21 de junho de 2013

In Memoriam

   Dois dias atrás - parece uma eternidade - vim a saber, através de um grande amigo, da morte de um professor que tivemos.
   Há tempos não tinha contato nem com um, nem com o outro. E, no entanto, foi um alento receber a notícia do falecimento de um, pelo outro.
    Deu à perda um caráter familiar, fraterno, que há anos não sentia.
   Não cheguei a sentir o pesar da despedida... pelo modo cuidadoso, elaborado pelo acaso, como a coisa chegou a mim, o pesar não teve vez.
    Desaguaram lembranças, quase que me afogam. Debati-me para manter a cabeça acima da linha d'água.
    Lembrei-me das longas conversas que tivemos nas escadas e no pátio da Reitoria da UFPR. Eu, meu grande amigo Guilherme, e o grande professor Joel.
   Nas conversas com Joel os pensamentos tinham peso, tinham massa e tal qual os corpos celestes, submetiam-se às leis da gravitação universal do pensar. As idéias atraíam-se na razão direta de suas massas e na razão inversa do quadrado de suas distâncias, num equilíbrio cósmico.
    Os pensamentos ganhavam substância com Joel, tinham forma, alguns eram gordos, lentos; outros eram leves e velozes; alguns eram sensuais e outros, aversivos, chegando, até mesmo, a ter personalidade. Mas antes de tudo, antes de qualquer desses atributos, eram vivos. 
     Viviam e habitavam as jovens mentes dos alunos do curso de filosofia.
    Com esse grande professor, ousávamos pensar, ousávamos afirmar e negar, ousávamos subverter o que havíamos pensado, ousávamos saber e ousávamos não saber, nos colocávamos em aporias das quais não saíamos incólumes.
    Ousávamos. E Joel, quase como um Cristo na parábola das pegadas na areia, acompanhava-nos naquilo que deveríamos ser: jovens que ousavam pensar... ainda que esses pensamentos, na verdade, fossem o mero repisar de idéias já pensadas.
     Ao pensar na morte de Joel, lembro-me dele vivo, com jaqueta azul, calça jeans, sapatos marrons, barba farta e grisalha, olhos perspicazes atrás dos óculos, esfregando as mãos no frio de Curitiba, acompanhado de um café. Sempre especulativo.
    Ao pensar na morte desse grande professor, acabo pensando em tudo o que, em mim, é tributário da ousadia que aprendi com ele... e me perco nas lembranças que deságuam, e não sobra espaço para o pesar.
E entre tantos pensamentos, fico com uma última aporia deixada por esse sujeito extraordinário: como pode estar morto, se ainda vive?
     A isso resume-se o meu luto. E agradeço ao gentil acaso que me permitiu ter sido aluno de Joel Alves de Souza, o mesmo acaso que trouxe a notícia de sua morte pelo melhor amigo que tive nessa época de ousadia de pensamento.

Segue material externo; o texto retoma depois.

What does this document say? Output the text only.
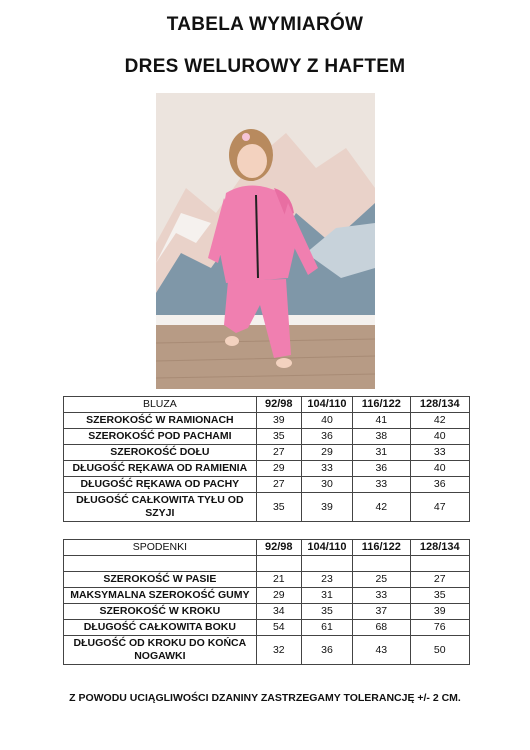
TABELA WYMIARÓW
DRES WELUROWY Z HAFTEM
BLUZA	92/98	104/110	116/122	128/134
SZEROKOŚĆ W RAMIONACH	39	40	41	42
SZEROKOŚĆ POD PACHAMI	35	36	38	40
SZEROKOŚĆ DOŁU	27	29	31	33
DŁUGOŚĆ RĘKAWA OD RAMIENIA	29	33	36	40
DŁUGOŚĆ RĘKAWA OD PACHY	27	30	33	36
DŁUGOŚĆ CAŁKOWITA TYŁU OD SZYJI	35	39	42	47
SPODENKI	92/98	104/110	116/122	128/134

SZEROKOŚĆ W PASIE	21	23	25	27
MAKSYMALNA SZEROKOŚĆ GUMY	29	31	33	35
SZEROKOŚĆ W KROKU	34	35	37	39
DŁUGOŚĆ CAŁKOWITA BOKU	54	61	68	76
DŁUGOŚĆ OD KROKU DO KOŃCA NOGAWKI	32	36	43	50
Z POWODU UCIĄGLIWOŚCI DZANINY ZASTRZEGAMY TOLERANCJĘ +/- 2 CM.
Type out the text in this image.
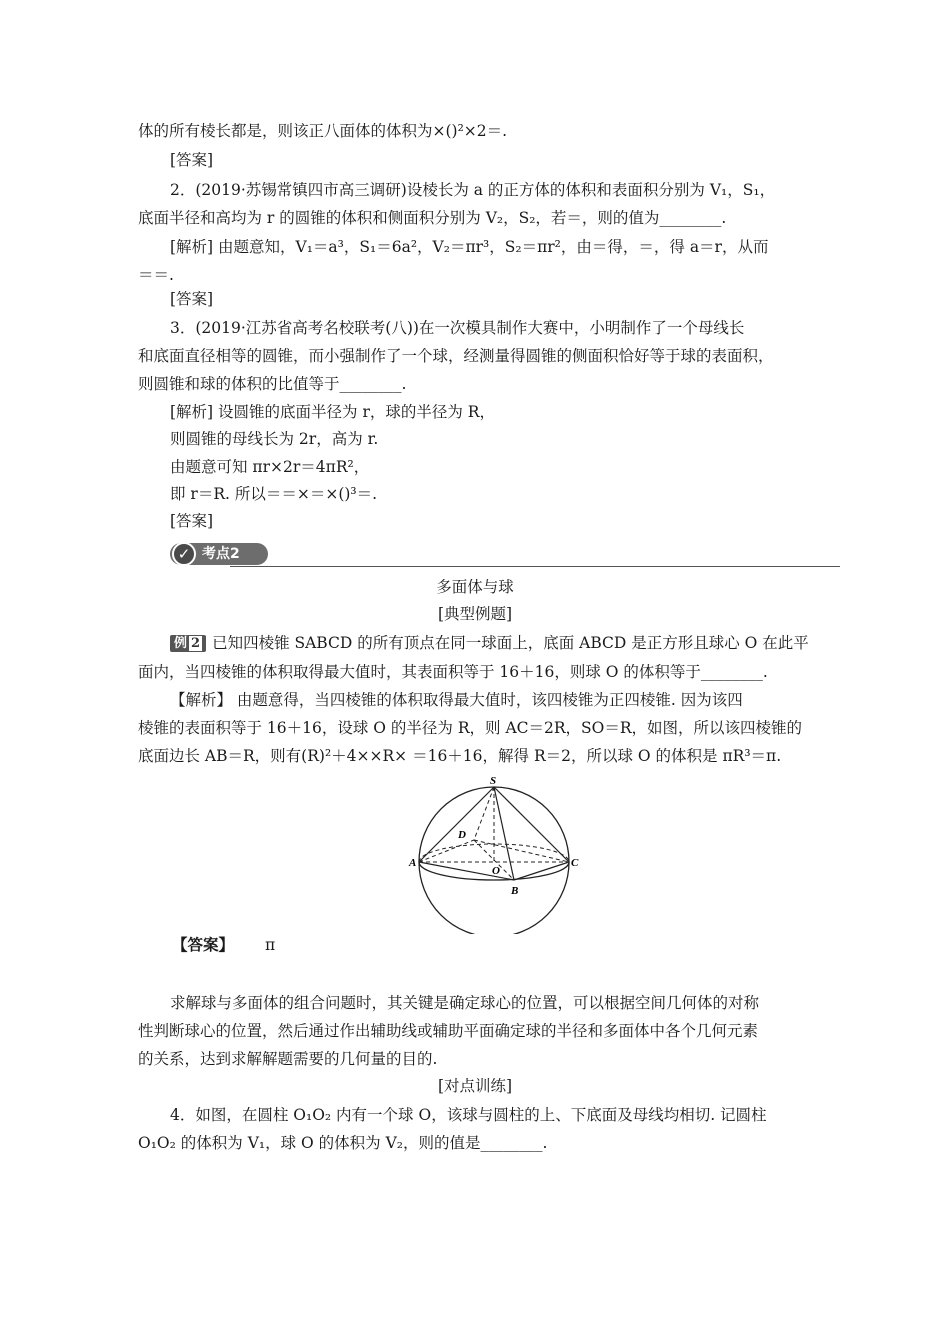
体的所有棱长都是，则该正八面体的体积为×()²×2＝.
[答案]
2．(2019·苏锡常镇四市高三调研)设棱长为 a 的正方体的体积和表面积分别为 V₁，S₁，
底面半径和高均为 r 的圆锥的体积和侧面积分别为 V₂，S₂，若＝，则的值为________.
[解析] 由题意知，V₁＝a³，S₁＝6a²，V₂＝πr³，S₂＝πr²，由＝得，＝，得 a＝r，从而
＝＝.
[答案]
3．(2019·江苏省高考名校联考(八))在一次模具制作大赛中，小明制作了一个母线长
和底面直径相等的圆锥，而小强制作了一个球，经测量得圆锥的侧面积恰好等于球的表面积，
则圆锥和球的体积的比值等于________.
[解析] 设圆锥的底面半径为 r，球的半径为 R，
则圆锥的母线长为 2r，高为 r.
由题意可知 πr×2r＝4πR²，
即 r＝R. 所以＝＝×＝×()³＝.
[答案]
✓ 考点2
多面体与球
[典型例题]
例 2 已知四棱锥 SABCD 的所有顶点在同一球面上，底面 ABCD 是正方形且球心 O 在此平
面内，当四棱锥的体积取得最大值时，其表面积等于 16＋16，则球 O 的体积等于________.
【解析】 由题意得，当四棱锥的体积取得最大值时，该四棱锥为正四棱锥. 因为该四
棱锥的表面积等于 16＋16，设球 O 的半径为 R，则 AC＝2R，SO＝R，如图，所以该四棱锥的
底面边长 AB＝R，则有(R)²＋4××R× ＝16＋16，解得 R＝2，所以球 O 的体积是 πR³＝π.
S
D
A
O
C
B
【答案】 π
求解球与多面体的组合问题时，其关键是确定球心的位置，可以根据空间几何体的对称
性判断球心的位置，然后通过作出辅助线或辅助平面确定球的半径和多面体中各个几何元素
的关系，达到求解解题需要的几何量的目的.
[对点训练]
4．如图，在圆柱 O₁O₂ 内有一个球 O，该球与圆柱的上、下底面及母线均相切. 记圆柱
O₁O₂ 的体积为 V₁，球 O 的体积为 V₂，则的值是________.
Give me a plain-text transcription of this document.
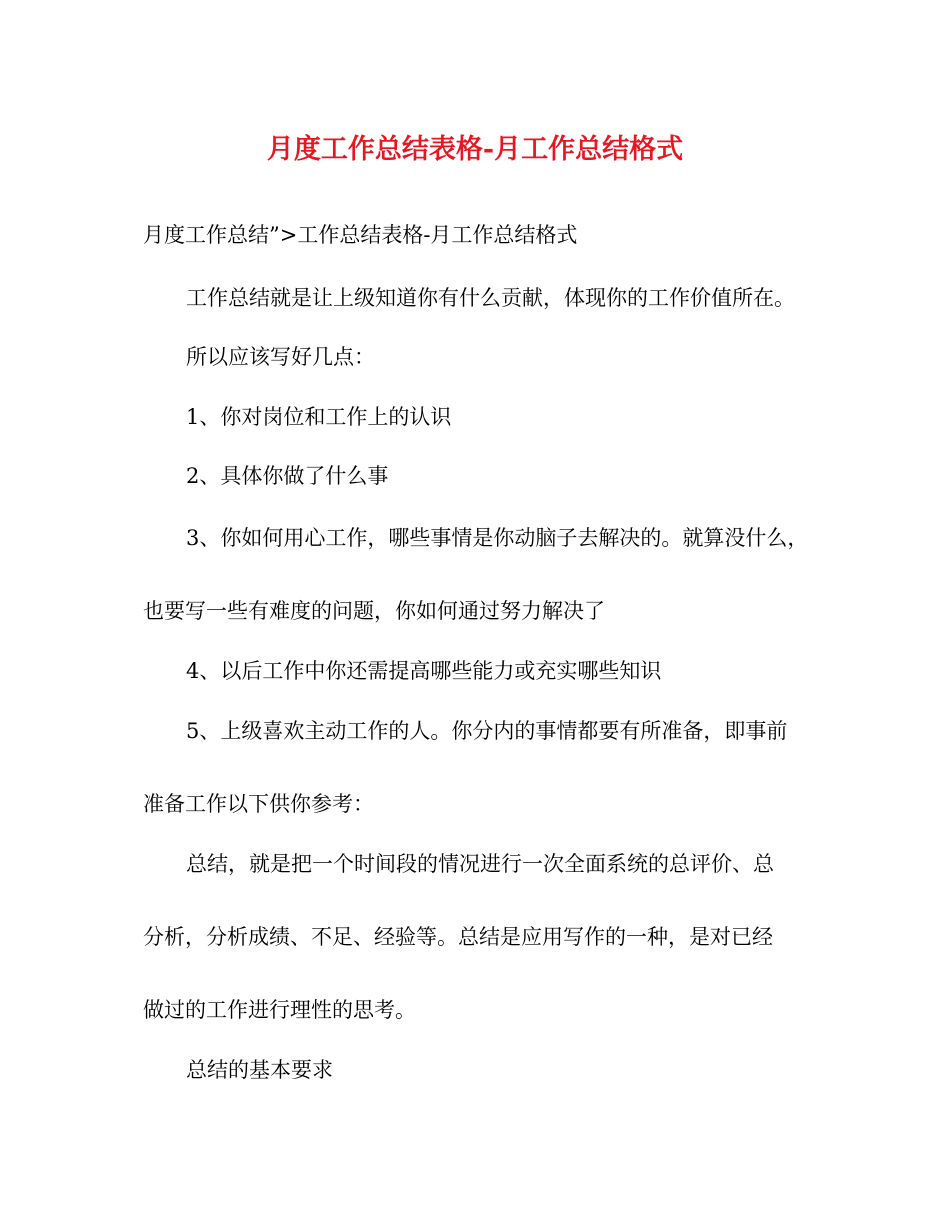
月度工作总结表格-月工作总结格式
月度工作总结”>工作总结表格-月工作总结格式
工作总结就是让上级知道你有什么贡献，体现你的工作价值所在。
所以应该写好几点：
1、你对岗位和工作上的认识
2、具体你做了什么事
3、你如何用心工作，哪些事情是你动脑子去解决的。就算没什么，
也要写一些有难度的问题，你如何通过努力解决了
4、以后工作中你还需提高哪些能力或充实哪些知识
5、上级喜欢主动工作的人。你分内的事情都要有所准备，即事前
准备工作以下供你参考：
总结，就是把一个时间段的情况进行一次全面系统的总评价、总
分析，分析成绩、不足、经验等。总结是应用写作的一种，是对已经
做过的工作进行理性的思考。
总结的基本要求
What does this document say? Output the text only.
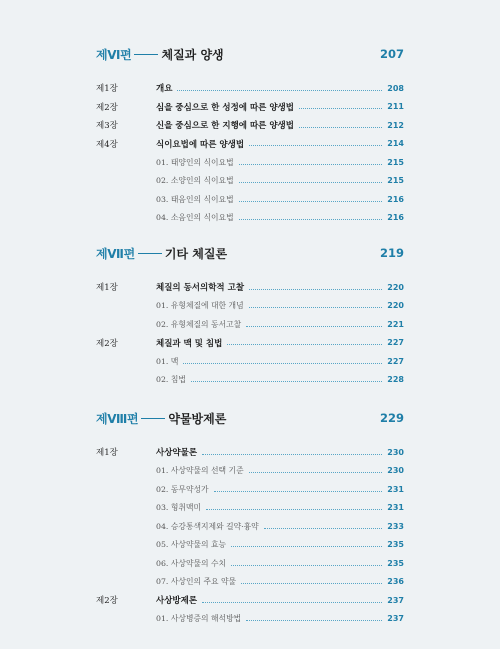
제Ⅵ편	체질과 양생	207
제1장	개요	208
제2장	심을 중심으로 한 성정에 따른 양생법	211
제3장	신을 중심으로 한 지행에 따른 양생법	212
제4장	식이요법에 따른 양생법	214
01. 태양인의 식이요법	215
02. 소양인의 식이요법	215
03. 태음인의 식이요법	216
04. 소음인의 식이요법	216
제Ⅶ편	기타 체질론	219
제1장	체질의 동서의학적 고찰	220
01. 유형체질에 대한 개념	220
02. 유형체질의 동서고찰	221
제2장	체질과 맥 및 침법	227
01. 맥	227
02. 침법	228
제Ⅷ편	약물방제론	229
제1장	사상약물론	230
01. 사상약물의 선택 기준	230
02. 동무약성가	231
03. 형취맥미	231
04. 승강통색지제와 길약·흉약	233
05. 사상약물의 효능	235
06. 사상약물의 수치	235
07. 사상인의 주요 약물	236
제2장	사상방제론	237
01. 사상병증의 해석방법	237
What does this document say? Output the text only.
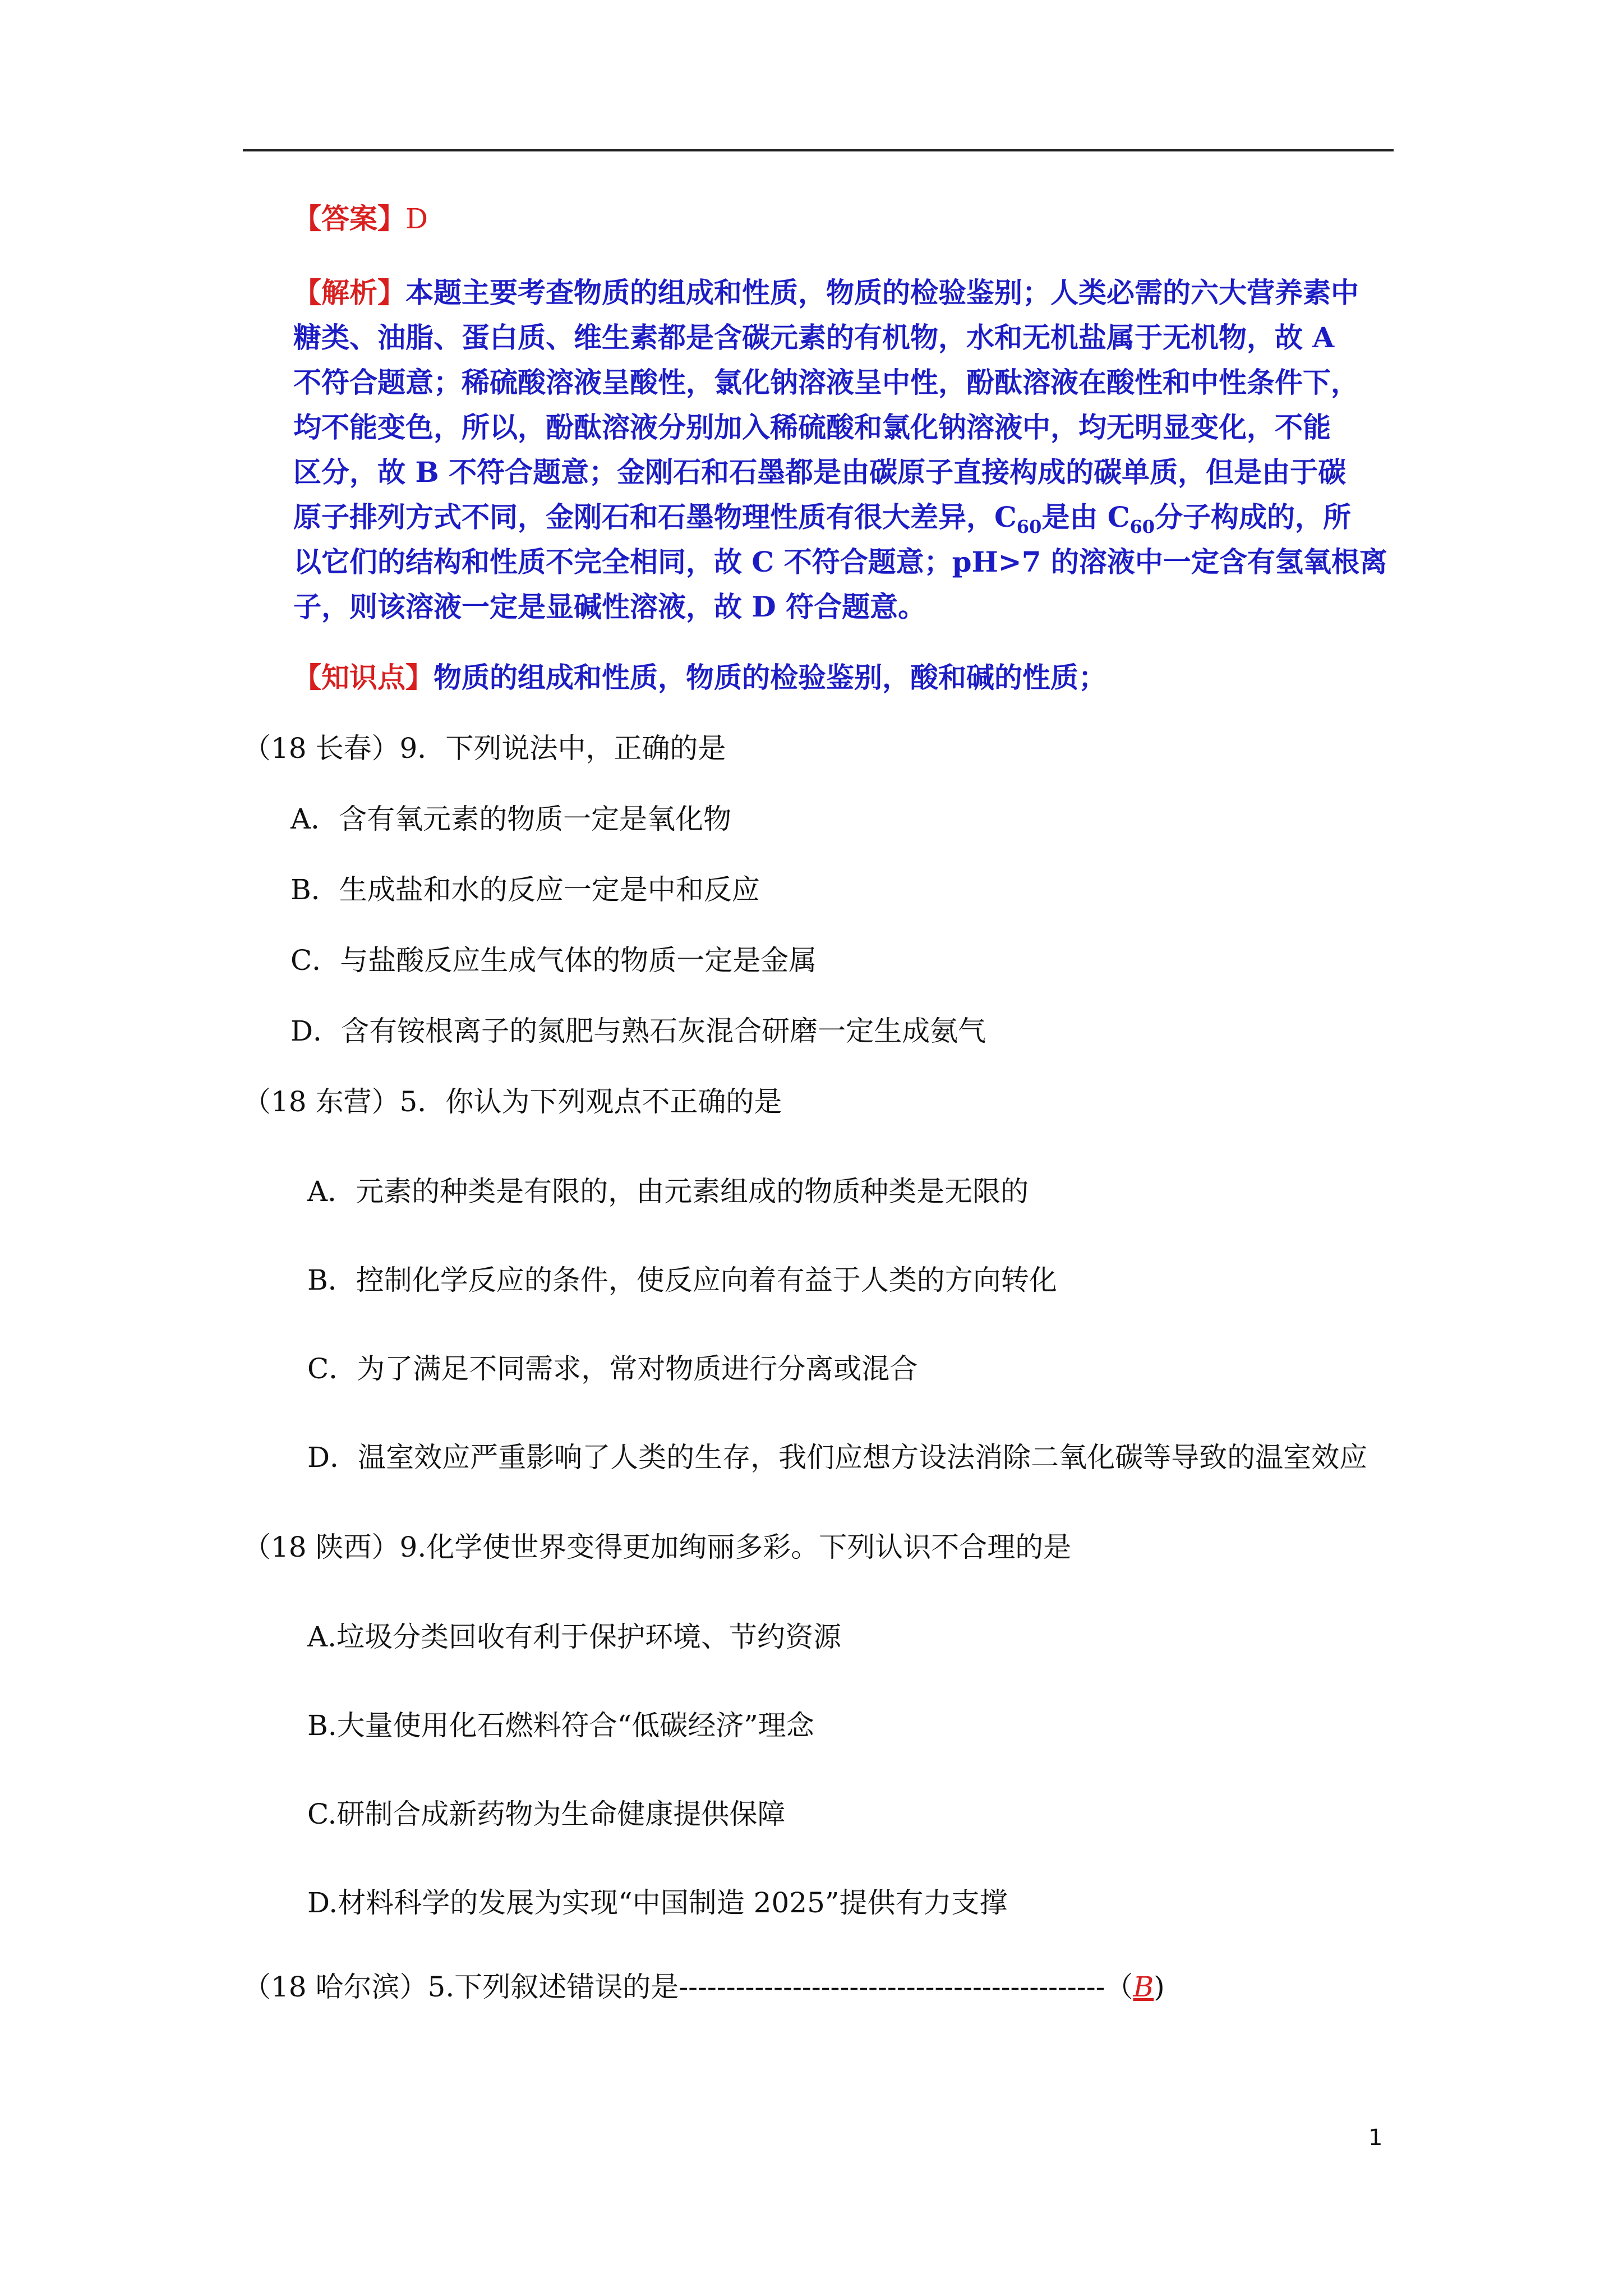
【答案】D

【解析】本题主要考查物质的组成和性质，物质的检验鉴别；人类必需的六大营养素中
糖类、油脂、蛋白质、维生素都是含碳元素的有机物，水和无机盐属于无机物，故 A
不符合题意；稀硫酸溶液呈酸性，氯化钠溶液呈中性，酚酞溶液在酸性和中性条件下，
均不能变色，所以，酚酞溶液分别加入稀硫酸和氯化钠溶液中，均无明显变化，不能
区分，故 B 不符合题意；金刚石和石墨都是由碳原子直接构成的碳单质，但是由于碳
原子排列方式不同，金刚石和石墨物理性质有很大差异，$C_{60}$是由 $C_{60}$分子构成的，所
以它们的结构和性质不完全相同，故 C 不符合题意；pH>7 的溶液中一定含有氢氧根离
子，则该溶液一定是显碱性溶液，故 D 符合题意。

【知识点】物质的组成和性质，物质的检验鉴别，酸和碱的性质；

（18 长春）9．下列说法中，正确的是

A．含有氧元素的物质一定是氧化物

B．生成盐和水的反应一定是中和反应

C．与盐酸反应生成气体的物质一定是金属

D．含有铵根离子的氮肥与熟石灰混合研磨一定生成氨气

（18 东营）5．你认为下列观点不正确的是

A．元素的种类是有限的，由元素组成的物质种类是无限的

B．控制化学反应的条件，使反应向着有益于人类的方向转化

C．为了满足不同需求，常对物质进行分离或混合

D．温室效应严重影响了人类的生存，我们应想方设法消除二氧化碳等导致的温室效应

（18 陕西）9.化学使世界变得更加绚丽多彩。下列认识不合理的是

A.垃圾分类回收有利于保护环境、节约资源

B.大量使用化石燃料符合“低碳经济”理念

C.研制合成新药物为生命健康提供保障

D.材料科学的发展为实现“中国制造 2025”提供有力支撑

（18 哈尔滨）5.下列叙述错误的是---------------------------------------------（B)

1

    Aos que não conheceram o Joel e talvez estejam se perguntando porque compartilho com vocês essa nota de falecimento, digo-lhes: vocês não seriam quem são hoje se o tivessem conhecido. Melhores? Piores? Seriam outros. Isso porque - acho que somente aprendi isso agora - não se passa incólume à uma pessoa comprometida em lhe acompanhar os pensamentos. Não se passa incólume a um grande professor.